Фук | страница 3



Собираясь во Владыкино, дед бреется опасной бритвой перед осколком старинного с широким фацетом барского зеркала, отчего отражение милого дедова лица получается со сгибами, как у сложенного, а потом расправленного листа бумаги. Однако бинокулярное стариковское зрение дробленностью этой не смущается, да и бритва тоже как надо вострая. А затупится, он ее - раз! - и направит на царском еще ремне, зацепленном пряжкой за гвоздь, вбитый тут же в столбик рукомойника.

Намыливает щеки дед помазком, повертев его на мокром мыле, а потом водя по щекам и возле бородки с усами, которые оставляет. А потом уже бритвой с костяной ручкой, забрав между пальцев, которую надо, ее изламывающуюся часть - раз! - убирает широкой полосой белое мыло вместе со щетиной и сразу - раз! - мыльную эту с седым волосом налипку об кусок газеты снимает. А кровь - раз! - из пореза (у деда кожа розовая и нежная) давай немного течь, а он ее квасцами, квасцами (палочкой такой), она и останавливается.

И язык деду под щеку подсовывать не надо - у него на эти места как раз усы-борода приходятся. Так что он еще разок, заглядывая за амальгамную плесень, поскоблится - и всё. И побрился. И газетины со сбритой пеной в мутной воде поганого ведра под рукомойником плавают.

Побрился дед, водкой лицо протер, а бабка опасается, что - бритого и с косой - деда схватят как единоличника, хотя с косой он выглядит, вообще-то, как смерть. Мелкая жужжащая и ползающая живность - летние слепни, стрекозы и мурашки - его так и называет: с м е р т ь  т р а в е.

А некоторые мухи, чтоб не мешать бритью, уходят всем столбом, в каком толклись у рукомойника, к сараю, где сидит Вадя.

А еще дед, перед тем как идти к другу, достает из фанерного баула, позабытого при старом режиме одним дачником, коробку папиросных гильз, а еще пачку филичевого табаку - у него с войны несколько осталось - и сидит себе под сортом  п у н е ц  гильзы набивает, укладывая их в пустую коробку от "Казбека". И кричит: "Вадь, я их целую эту уже натолкал!"

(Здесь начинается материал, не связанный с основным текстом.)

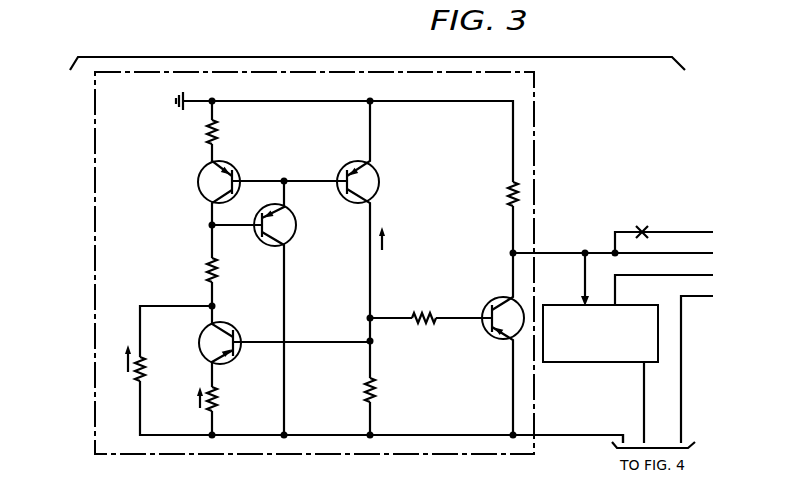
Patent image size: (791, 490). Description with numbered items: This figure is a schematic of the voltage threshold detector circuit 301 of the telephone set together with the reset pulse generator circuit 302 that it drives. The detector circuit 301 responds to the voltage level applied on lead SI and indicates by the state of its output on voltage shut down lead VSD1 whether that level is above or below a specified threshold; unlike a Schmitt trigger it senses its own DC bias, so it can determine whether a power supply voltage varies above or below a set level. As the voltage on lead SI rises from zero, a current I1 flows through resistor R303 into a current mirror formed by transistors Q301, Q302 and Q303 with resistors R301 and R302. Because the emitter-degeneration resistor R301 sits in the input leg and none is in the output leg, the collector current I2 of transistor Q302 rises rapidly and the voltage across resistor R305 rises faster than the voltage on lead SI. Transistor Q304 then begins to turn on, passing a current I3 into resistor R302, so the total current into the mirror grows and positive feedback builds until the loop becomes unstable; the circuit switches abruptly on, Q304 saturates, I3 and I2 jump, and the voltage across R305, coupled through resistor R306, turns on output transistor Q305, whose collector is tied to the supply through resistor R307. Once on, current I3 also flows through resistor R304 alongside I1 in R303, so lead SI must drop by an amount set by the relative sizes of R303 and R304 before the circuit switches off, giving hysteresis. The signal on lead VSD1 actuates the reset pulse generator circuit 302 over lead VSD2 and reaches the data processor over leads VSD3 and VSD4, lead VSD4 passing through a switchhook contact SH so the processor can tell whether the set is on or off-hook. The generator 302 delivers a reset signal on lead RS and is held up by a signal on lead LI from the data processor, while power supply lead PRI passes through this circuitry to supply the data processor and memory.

The voltage threshold detector circuit 301 is at (93, 148).
The reset pulse generator circuit 302 is at (595, 363).
The emitter-degeneration resistor R301 is at (234, 132).
The resistor R302 is at (192, 270).
The resistor R303 is at (162, 369).
The resistor R304 is at (234, 399).
The resistor R305 is at (393, 390).
The resistor R306 is at (426, 307).
The resistor R307 is at (491, 194).
The transistor Q301 is at (201, 178).
The transistor Q302 is at (377, 178).
The transistor Q303 is at (293, 228).
The transistor Q304 is at (232, 335).
The output transistor Q305 is at (497, 307).
The current I1 is at (120, 365).
The collector current I2 is at (391, 243).
The current I3 is at (193, 399).
The voltage shut down lead VSD1 is at (611, 252).
The lead VSD2 is at (582, 272).
The lead VSD3 is at (666, 241).
The lead VSD4 is at (691, 229).
The switchhook contact SH is at (643, 227).
The reset lead RS is at (621, 275).
The power supply output lead PRI is at (677, 299).
The lead SI is at (602, 431).
The lead LI is at (653, 415).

Курить они с другом все равно станут козьи ножки, табаку в которые накрошат из старательных филичевых папиросок, причем друг обязательно, чтоб не ударить лицом в грязь, заметит: "Казбек - от него ноги вразбег", но с папиросами приходить форсистее, особенно, если дед отправляется в старом картузе с облупленным лакированным козырьком. И, конечно, с косою. "Ну я пошел, Вадь!" - и уходит.

Канава не канава, кочка не кочка - дед косит. Зеленоватая травяная сукровица лезвие мочит, одуванцы, заслышав "сви-с-сь!", сами отлетают, жилистый подорожник ложится тоже, а в забранное решеткой окно одного научно-исследовательского узилища, виднеющегося вдали от дороги (что там такое, мы понятия не имели) глядит на деда один будущий писатель, как раз отбывающий в шарашке своё, и недоумевает, что, мол, за чудо такое у дороги происходит. Козырек отсвечивает, синяя косоворотка угадывается, коса вспыхивает на солнце, косарь ее нет-нет отбивает - словно и продразверстки не было, и трудовой навык народом не пропит. Ломает голову над странной загадкой наш знаменитый узник, а его товарищ по несчастью - Лёва с идеями предполагает, что большевики-ленинцы все же чего-то добились и чего-то не утеряли. А будущий писатель, не умея постичь фуражечные вспышки у дороги, в бессонную ночь догадывается, что это особый топтун, уже на далеких к шарашке подступах делающий свою ябедную работу.